Thursday, April 10, 2014

Our Demise



The Noose tightens not just on me, but you.
I stare into the blank eyes of the world.
Your fear of the absent threat hatred grew,
From your consciousness this nightmare unfurled;



Oh we have made life in our own image,
We are the destruction, we are our end
Endless screams will be the lasting damage
Of the evils you cannot amend,
 
It is you not me that you should mistrust
You are the monster, you’ve made us animals.
The fire engulfs every one of us,
This fire that started from a candle


Out the Chimney my soul, ashes dispersed
My last breath to mankind “My curse- My curse”

Connections



In the propaganda display there was an illustration from the book The Poisonous Mushroom of a Jewish man luring innocent children with candy. The intention of this picture was clearly to strike fear in German households especially parents who were now concerned on how to keep their children safe from bad intentioned strangers such as Jews. In Maus on page 149 while Vladek is out on the street he encounters children who scream in fear “A Jew, a Jew!” and run to their mothers for safety. According to Vladek, mothers would tell their children that Jews will “catch you to a bag and eat you!”  When the children first shout that Vladek is a Jew, Vladek looks baffled at how even the children were converted to seeing Jews as monsters which shows how seemingly impossible it was to escape the Nazis. These passages reveal that propaganda was very effective and influenced an array of ages and it’s possible that the children’s fear of Vladek may have been due to them reading The Poisonous Mushroom or other propaganda that was targeted at children. It’s almost ridiculous to think that people were so gullible when told that Jews were pedophiles they would be utterly convinced it was true without any actual evidence verifying the claims.  This just proves how people reacted to supposed “dangers” and how much people were controlled by fear.

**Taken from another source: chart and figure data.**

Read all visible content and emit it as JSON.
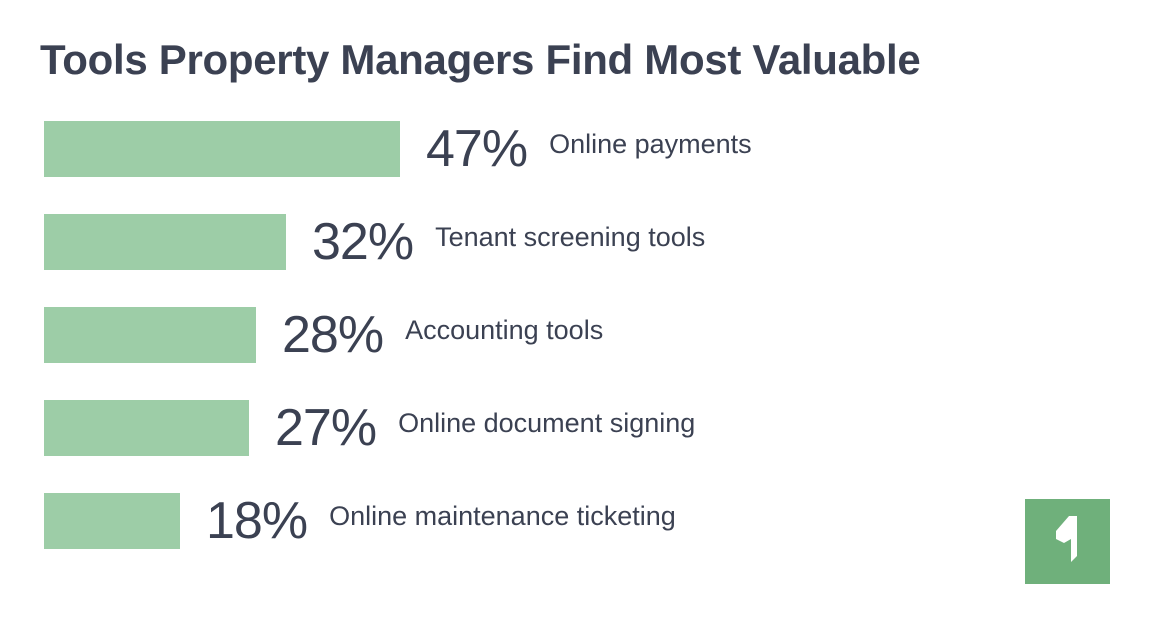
{
  "colors": {
    "bar": "#9dcda7",
    "text": "#3b4152",
    "logo_bg": "#6fb07b",
    "logo_fg": "#ffffff"
  },
  "logo": {
    "icon": "brand-logo-icon"
  },
  "chart_data": {
    "type": "bar",
    "orientation": "horizontal",
    "title": "Tools Property Managers Find Most Valuable",
    "xlabel": "",
    "ylabel": "",
    "xlim": [
      0,
      100
    ],
    "grid": false,
    "legend": "none",
    "categories": [
      "Online payments",
      "Tenant screening tools",
      "Accounting tools",
      "Online document signing",
      "Online maintenance ticketing"
    ],
    "values": [
      47,
      32,
      28,
      27,
      18
    ],
    "value_labels": [
      "47%",
      "32%",
      "28%",
      "27%",
      "18%"
    ]
  }
}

How can something like the Holocaust happen?


Many speculate on how an advanced country like Germany in the 20th century could’ve conceived such an atrocious event as the Holocaust where an estimated 11 million people were eradicated in a nonsensical genocide.  One of the main explanations on why Hitler’s vision of a world without Jews started to become a reality was because of the simplification of differences, Good vs. Bad and Right vs. Wrong.  

Propaganda played a critical role in creating this anti-Semitism philosophy, the use of this tactic created fear which led to anger and eventually to hate. These ideologies become quite rooted in the people of Germany; Propaganda went as far as creating Children’s books such as The Poisonous Mushroom by Julius Streicher's Der Stürmer-Verlag which fortified anti-Semitism ideas. Like many other propaganda products The Poisonous Mushroom  took full advantage of using Jewish Stereotypes like “The Jewish nose is crooked at its tip” to try and illustrate how different and alien the Jews were. In addition the title itself The Poisonous Mushroom portrays Jews as a poison, a fungi spreading. The Nazis pointing out these stereotypes was an effective way to alienate them from the rest of the population and further contribute to the rise of anti-Semitism.

                The elimination of Jews and other minorities became an actuality not only because the Nazi’s put forth tremendous effort in the genocide but also because there was no opposition to the Nazi regime. The many bystanders of the Holocaust did not intervene for several reasons such as: they feared the consequences, many believed in the anti-Semitism ideas, but many did not speak out because they were not the victims therefore it was not their place to get involved. This is clearly demonstrated in the Poem First They Came by Martin Niemoller who was eventually thrown into a concentration camp. The poem expresses how even though the minorities were being persecuted he was not one of them, they were different, “I did not speak out—because I was not a Jew;” But the continuing silence of the bystanders only allowed the Nazis to continue the crimes, “Then they came for me—and there was no one left to speak out for me.”, shows that ignoring the atrocities did not exclude him from them.

                Unconceivable events such as the Holocaust continue to take place today which only further confirms the fact that differences whether it is race, religion, or social status, continues to cause conflicts. The Rwanda Genocide was a most recent event where nearly 800,000 people were murdered because of social differences between the Tutsis and the Hutus.  The artifact is an interview of a Rwandan Genocide survivor: Immaculee Illibagiza who recalls the horrors of the event where the minority Tutsis was “slaughtered in their tracks”. Like the Holocaust the Rwandan genocide was caused by one group thinking it was superior over the other which led to tension and eventually mass murder.